Marco Wenegger



Master Wintersemester 2015/16
Marco Wenegger
Projektübung (Studio 2)
Uli Tischler
Typology: Recreation

Von dem im Westen liegenden Waldrand fällt der Bauplatz leicht Richtung zukünftigen See ab, ein kleiner Bach teilt das Grundstück in zwei Bereiche. Die südliche Hälfte ist durch den natürlichen Kontext, den Wald, etwas intimer als die nördliche. Diese Teilung war Anlass die öffentlichen Bereiche des Raumprogramms (Restaurant, Fischladen) in die nördliche Hälfte einzubetten und die privaten (Hotel) in die südliche: Zwei selbstständige Volumen entstehen.

 

Hotel ohne Ausblick
Ziel war es ein Hotel zu entwerfen, das nicht den Konventionen entspricht. Auf Zimmer mit Ausblicken in die Landschaft wurde verzichtet. Jedes Zimmer im Hotel ist eine geschlossene Einheit. Es steht in keiner direkten Beziehung zur Umgebung. Der Ausblick wird durch einen Patio ersetzt, welcher auch für natürliche Belichtung sorgt. Da jedes Zimmer über einen eigenen Patio verfügt, erweitert sich der Raum wenn es die Witterung zulässt und der Außenraum wird Teil des Zimmers. Um die Landschaft zu erleben, muss der Hotelgast die Zimmerschwelle, das Hotel verlassen und sich in der Natur bewegen.
Erschlossen wird das zweistöckige Hotelgebäude, welches sich etwas abseits vom Seeufer am Hang befindet, über ein zurückversetztes Erdgeschoss. Dort befinden sich geschlossene Räume für die Organisation des Hotels. Verlässt man die Rezeption, betritt man einen zentral gelegenen, den Witterungen ausgesetzten, Hof.

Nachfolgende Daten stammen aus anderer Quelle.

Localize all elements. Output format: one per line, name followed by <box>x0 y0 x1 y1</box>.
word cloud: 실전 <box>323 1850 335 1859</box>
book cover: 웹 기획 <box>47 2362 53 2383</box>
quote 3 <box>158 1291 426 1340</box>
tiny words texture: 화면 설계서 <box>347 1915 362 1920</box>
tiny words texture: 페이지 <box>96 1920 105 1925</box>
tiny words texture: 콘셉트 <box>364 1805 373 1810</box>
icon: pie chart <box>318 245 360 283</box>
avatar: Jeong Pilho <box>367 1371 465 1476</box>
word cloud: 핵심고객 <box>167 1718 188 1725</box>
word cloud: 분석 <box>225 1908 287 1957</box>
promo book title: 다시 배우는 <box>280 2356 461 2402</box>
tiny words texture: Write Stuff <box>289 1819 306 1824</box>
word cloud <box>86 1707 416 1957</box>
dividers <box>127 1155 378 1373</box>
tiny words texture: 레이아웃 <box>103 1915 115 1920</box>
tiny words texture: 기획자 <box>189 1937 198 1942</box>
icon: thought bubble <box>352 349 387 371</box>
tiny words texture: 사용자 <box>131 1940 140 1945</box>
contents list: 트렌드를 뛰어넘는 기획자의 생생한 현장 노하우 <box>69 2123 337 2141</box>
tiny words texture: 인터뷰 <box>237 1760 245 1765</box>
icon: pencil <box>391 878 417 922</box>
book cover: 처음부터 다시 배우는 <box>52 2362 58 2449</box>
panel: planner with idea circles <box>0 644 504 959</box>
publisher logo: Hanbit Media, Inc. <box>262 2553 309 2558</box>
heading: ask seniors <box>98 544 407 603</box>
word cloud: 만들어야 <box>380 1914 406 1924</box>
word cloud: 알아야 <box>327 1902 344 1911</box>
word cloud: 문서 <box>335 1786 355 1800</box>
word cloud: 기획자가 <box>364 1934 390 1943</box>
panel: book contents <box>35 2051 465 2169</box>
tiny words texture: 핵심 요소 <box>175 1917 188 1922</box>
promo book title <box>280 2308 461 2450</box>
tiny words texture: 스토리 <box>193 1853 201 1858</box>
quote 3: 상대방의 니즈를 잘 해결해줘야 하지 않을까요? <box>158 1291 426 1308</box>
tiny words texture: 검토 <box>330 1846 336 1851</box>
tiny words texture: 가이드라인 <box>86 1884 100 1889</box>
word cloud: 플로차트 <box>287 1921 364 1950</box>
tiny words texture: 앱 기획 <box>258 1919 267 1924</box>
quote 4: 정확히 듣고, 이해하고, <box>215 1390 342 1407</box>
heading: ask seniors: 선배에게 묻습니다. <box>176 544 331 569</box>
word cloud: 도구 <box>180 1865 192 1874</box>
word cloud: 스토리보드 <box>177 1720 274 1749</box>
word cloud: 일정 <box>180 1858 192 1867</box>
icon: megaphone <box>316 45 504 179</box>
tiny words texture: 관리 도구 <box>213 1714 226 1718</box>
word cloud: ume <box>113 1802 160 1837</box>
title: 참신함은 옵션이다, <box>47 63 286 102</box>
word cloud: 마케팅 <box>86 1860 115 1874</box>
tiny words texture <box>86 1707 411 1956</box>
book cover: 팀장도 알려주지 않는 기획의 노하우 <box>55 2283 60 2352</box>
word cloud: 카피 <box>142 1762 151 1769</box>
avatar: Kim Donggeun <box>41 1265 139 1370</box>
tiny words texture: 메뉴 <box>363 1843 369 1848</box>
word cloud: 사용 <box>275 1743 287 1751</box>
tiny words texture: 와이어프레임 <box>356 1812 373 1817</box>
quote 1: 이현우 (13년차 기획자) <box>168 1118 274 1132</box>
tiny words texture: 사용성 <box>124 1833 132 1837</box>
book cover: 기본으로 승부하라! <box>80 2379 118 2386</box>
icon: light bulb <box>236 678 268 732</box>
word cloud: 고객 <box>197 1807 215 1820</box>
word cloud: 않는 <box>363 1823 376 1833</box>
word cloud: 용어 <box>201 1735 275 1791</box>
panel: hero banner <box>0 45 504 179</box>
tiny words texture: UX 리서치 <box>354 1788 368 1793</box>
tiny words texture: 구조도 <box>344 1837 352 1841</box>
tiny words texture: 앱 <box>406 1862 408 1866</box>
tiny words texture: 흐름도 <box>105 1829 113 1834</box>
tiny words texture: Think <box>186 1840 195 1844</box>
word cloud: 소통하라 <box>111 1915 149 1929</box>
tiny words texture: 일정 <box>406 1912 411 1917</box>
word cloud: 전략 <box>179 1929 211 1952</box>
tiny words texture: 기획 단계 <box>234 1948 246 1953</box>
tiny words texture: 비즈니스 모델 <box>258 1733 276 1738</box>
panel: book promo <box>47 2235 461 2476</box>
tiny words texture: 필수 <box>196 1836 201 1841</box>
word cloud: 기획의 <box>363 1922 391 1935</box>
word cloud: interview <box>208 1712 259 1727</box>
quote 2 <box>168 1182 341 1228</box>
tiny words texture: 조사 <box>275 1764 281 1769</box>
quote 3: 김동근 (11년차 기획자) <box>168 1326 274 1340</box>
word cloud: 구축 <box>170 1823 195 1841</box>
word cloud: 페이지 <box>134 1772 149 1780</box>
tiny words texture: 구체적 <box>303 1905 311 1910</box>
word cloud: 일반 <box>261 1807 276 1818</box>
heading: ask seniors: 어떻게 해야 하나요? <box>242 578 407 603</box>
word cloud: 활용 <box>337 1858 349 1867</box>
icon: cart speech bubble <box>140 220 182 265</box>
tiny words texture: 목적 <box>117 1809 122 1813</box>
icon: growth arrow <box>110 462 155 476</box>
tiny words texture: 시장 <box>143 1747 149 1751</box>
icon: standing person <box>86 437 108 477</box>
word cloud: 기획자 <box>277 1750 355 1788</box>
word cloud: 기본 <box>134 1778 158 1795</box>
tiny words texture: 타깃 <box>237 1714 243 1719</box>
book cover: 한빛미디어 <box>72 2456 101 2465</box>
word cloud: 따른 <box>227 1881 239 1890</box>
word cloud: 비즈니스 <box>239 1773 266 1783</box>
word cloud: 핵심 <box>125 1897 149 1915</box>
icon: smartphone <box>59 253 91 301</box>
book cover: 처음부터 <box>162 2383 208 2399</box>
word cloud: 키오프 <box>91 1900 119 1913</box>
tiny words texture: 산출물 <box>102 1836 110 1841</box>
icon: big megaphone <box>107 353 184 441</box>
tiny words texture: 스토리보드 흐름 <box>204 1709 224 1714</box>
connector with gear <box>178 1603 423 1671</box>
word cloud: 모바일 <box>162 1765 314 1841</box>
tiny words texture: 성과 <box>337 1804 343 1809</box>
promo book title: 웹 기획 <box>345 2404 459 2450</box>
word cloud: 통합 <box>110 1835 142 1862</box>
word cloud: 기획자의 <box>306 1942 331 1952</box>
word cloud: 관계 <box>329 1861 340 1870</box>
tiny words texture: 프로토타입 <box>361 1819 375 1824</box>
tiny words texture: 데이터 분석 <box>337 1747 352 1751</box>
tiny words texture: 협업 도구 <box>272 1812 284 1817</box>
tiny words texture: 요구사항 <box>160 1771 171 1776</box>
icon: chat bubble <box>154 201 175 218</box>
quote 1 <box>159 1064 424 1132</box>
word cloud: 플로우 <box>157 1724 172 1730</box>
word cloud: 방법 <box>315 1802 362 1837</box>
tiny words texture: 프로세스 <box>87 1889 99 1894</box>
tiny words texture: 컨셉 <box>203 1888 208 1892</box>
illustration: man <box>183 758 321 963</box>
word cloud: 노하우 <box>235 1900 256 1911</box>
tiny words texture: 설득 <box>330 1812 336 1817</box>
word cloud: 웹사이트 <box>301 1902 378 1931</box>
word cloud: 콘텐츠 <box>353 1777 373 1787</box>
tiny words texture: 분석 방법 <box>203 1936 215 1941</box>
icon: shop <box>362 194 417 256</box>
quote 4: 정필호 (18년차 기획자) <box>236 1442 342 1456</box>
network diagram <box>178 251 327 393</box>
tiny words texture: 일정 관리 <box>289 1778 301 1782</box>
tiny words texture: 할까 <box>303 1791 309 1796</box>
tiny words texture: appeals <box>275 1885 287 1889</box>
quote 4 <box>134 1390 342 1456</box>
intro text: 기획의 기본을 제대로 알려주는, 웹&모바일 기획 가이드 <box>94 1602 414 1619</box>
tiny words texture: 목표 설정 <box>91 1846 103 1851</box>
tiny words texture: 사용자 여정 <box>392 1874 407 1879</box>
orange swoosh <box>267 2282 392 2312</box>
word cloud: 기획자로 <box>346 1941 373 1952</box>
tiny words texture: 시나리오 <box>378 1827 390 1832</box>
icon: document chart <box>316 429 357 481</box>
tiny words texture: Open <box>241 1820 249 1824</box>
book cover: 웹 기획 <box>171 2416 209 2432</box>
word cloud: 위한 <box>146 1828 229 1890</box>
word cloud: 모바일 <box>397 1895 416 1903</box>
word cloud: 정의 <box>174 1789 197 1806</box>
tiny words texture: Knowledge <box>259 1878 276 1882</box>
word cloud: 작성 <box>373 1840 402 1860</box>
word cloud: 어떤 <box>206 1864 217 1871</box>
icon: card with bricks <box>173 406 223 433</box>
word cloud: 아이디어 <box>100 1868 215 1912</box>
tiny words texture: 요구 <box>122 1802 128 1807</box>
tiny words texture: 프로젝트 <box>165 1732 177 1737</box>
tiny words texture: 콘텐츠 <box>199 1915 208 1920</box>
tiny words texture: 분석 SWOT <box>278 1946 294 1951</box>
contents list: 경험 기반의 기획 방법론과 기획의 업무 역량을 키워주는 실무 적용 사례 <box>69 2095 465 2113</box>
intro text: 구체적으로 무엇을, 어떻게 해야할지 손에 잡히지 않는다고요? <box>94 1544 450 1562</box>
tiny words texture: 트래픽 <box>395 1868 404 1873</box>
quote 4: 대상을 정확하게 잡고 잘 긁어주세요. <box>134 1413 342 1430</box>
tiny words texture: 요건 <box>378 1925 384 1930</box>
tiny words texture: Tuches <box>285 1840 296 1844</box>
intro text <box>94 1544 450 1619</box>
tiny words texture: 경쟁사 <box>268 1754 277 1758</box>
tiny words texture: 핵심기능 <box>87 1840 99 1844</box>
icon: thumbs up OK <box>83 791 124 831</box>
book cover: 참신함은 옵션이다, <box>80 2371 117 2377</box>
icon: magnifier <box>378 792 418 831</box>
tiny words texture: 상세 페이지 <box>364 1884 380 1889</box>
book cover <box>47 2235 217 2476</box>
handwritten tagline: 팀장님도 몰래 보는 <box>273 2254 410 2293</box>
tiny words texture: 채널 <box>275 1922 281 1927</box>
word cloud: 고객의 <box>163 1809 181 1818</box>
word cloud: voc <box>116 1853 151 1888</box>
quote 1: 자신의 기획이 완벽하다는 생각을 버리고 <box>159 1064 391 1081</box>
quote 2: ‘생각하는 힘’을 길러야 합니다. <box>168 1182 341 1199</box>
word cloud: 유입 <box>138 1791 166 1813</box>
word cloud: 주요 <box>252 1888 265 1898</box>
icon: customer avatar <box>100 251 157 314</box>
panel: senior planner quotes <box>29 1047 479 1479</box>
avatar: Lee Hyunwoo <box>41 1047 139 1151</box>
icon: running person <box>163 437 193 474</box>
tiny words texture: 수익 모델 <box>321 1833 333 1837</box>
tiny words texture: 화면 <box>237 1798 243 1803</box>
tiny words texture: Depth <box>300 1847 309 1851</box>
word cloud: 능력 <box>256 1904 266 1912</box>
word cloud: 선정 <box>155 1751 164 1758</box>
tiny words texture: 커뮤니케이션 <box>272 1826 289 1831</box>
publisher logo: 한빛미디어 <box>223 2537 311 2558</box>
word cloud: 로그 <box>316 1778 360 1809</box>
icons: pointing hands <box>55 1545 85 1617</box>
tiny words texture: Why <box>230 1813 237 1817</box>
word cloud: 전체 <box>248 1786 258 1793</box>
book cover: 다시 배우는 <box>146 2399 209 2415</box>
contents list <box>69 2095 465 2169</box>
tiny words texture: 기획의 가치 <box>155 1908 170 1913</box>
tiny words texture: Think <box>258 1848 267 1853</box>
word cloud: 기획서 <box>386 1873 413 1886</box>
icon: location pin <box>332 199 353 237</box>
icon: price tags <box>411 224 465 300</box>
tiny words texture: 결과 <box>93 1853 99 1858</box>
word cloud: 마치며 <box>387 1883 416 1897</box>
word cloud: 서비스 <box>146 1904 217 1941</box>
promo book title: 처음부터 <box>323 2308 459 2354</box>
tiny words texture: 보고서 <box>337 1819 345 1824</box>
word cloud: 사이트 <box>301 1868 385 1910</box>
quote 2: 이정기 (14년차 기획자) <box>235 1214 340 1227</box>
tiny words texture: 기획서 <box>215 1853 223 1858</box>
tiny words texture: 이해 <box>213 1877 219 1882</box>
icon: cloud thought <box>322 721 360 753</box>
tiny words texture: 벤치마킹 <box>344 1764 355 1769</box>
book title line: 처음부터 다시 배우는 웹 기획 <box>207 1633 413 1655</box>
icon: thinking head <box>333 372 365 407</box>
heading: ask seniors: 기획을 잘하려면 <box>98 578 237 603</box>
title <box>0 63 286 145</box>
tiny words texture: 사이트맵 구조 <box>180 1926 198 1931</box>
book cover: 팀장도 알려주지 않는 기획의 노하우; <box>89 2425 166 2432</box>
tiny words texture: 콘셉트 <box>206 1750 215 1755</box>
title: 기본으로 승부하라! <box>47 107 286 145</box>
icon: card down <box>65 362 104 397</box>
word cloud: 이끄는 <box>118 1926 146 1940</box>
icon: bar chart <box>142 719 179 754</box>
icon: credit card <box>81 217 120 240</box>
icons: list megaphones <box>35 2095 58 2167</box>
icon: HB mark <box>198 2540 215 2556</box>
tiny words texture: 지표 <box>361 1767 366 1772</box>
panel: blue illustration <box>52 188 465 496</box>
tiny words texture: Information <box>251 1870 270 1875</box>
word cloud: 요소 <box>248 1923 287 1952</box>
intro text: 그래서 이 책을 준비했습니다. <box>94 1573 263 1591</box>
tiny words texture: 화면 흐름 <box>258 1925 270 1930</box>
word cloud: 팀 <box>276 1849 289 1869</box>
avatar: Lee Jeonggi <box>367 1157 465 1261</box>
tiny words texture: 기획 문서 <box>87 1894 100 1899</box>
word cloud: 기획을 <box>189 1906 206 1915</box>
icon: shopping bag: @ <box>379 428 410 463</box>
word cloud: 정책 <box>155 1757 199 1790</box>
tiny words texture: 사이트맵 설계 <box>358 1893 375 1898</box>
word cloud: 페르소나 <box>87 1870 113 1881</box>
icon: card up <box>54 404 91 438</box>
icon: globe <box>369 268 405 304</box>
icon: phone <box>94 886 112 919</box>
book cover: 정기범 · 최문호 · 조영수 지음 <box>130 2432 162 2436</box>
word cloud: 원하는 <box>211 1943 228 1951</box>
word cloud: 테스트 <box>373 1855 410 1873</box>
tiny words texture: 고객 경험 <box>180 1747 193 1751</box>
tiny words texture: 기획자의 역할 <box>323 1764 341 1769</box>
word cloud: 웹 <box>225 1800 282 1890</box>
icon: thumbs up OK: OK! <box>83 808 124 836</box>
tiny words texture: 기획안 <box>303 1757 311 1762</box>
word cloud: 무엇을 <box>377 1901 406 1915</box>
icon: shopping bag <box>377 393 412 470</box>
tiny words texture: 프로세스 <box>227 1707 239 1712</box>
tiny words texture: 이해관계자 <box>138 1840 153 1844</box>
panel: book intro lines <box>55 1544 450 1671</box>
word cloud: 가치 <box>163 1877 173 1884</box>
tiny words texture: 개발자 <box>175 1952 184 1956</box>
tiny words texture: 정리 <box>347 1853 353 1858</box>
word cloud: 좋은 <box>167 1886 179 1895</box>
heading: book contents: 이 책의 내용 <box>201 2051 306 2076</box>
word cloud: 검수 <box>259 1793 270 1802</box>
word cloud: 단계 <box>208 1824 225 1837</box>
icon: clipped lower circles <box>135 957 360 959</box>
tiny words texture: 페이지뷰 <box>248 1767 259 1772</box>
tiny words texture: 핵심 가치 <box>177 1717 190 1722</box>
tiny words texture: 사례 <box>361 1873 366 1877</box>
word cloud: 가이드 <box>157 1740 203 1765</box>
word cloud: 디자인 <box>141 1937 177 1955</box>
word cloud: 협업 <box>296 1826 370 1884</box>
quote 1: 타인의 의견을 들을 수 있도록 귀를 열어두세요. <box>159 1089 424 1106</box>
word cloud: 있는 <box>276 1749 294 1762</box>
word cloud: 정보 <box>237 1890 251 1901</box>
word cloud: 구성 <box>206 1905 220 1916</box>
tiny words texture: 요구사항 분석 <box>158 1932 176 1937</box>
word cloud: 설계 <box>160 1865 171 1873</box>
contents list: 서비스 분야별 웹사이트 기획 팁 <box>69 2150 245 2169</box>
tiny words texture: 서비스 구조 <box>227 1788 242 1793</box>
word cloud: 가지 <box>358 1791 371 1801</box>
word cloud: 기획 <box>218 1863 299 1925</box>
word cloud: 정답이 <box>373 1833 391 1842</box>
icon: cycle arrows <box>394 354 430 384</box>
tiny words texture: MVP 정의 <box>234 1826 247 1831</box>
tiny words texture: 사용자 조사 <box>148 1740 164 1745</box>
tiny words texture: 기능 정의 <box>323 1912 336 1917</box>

Zwei überdachte Stiegen führen in das rechteckige Zimmergeschoss. Vier der sechzehn Zimmer werden über einen Rundgang um den Hof erschlossen. Die restlichen zwölf Zimmer erreicht man über Außengänge, die im östlichen bzw. westlichen Bereich des Gebäudes liegen.

 

Restaurant mit Seeblick
Im rechteckigen eingeschossigen Baukörper, der teils im Hang eingegraben ist, befinden sich das Restaurant, der Fischladen, Mitarbeiterräume, ein Seminarraum, sowie ein Hof. Dienende Räume für diese Bereiche liegen in der Mitte des Grundrisses. Dadurch werden die Fassaden freigespielt und ermöglichen den Ausblick auf See und Landschaft. Im nordöstlichen Teil des Gebäudes befinden sich der Fischladen und die Parkplätze der Kunden. Das Restaurant mit Seeblick wird über einen überdachten Vorbereich erschlossen, der Gastraum durch Lichthöfe gegliedert.
Durch die Umkehrung des Hotelkonzepts, mit seiner Orientierung nach innen, soll das Restaurant bewusst geöffnet und zugänglich gemacht werden – ein introvertiertes Hotel und ein extrovertiertes Restaurant.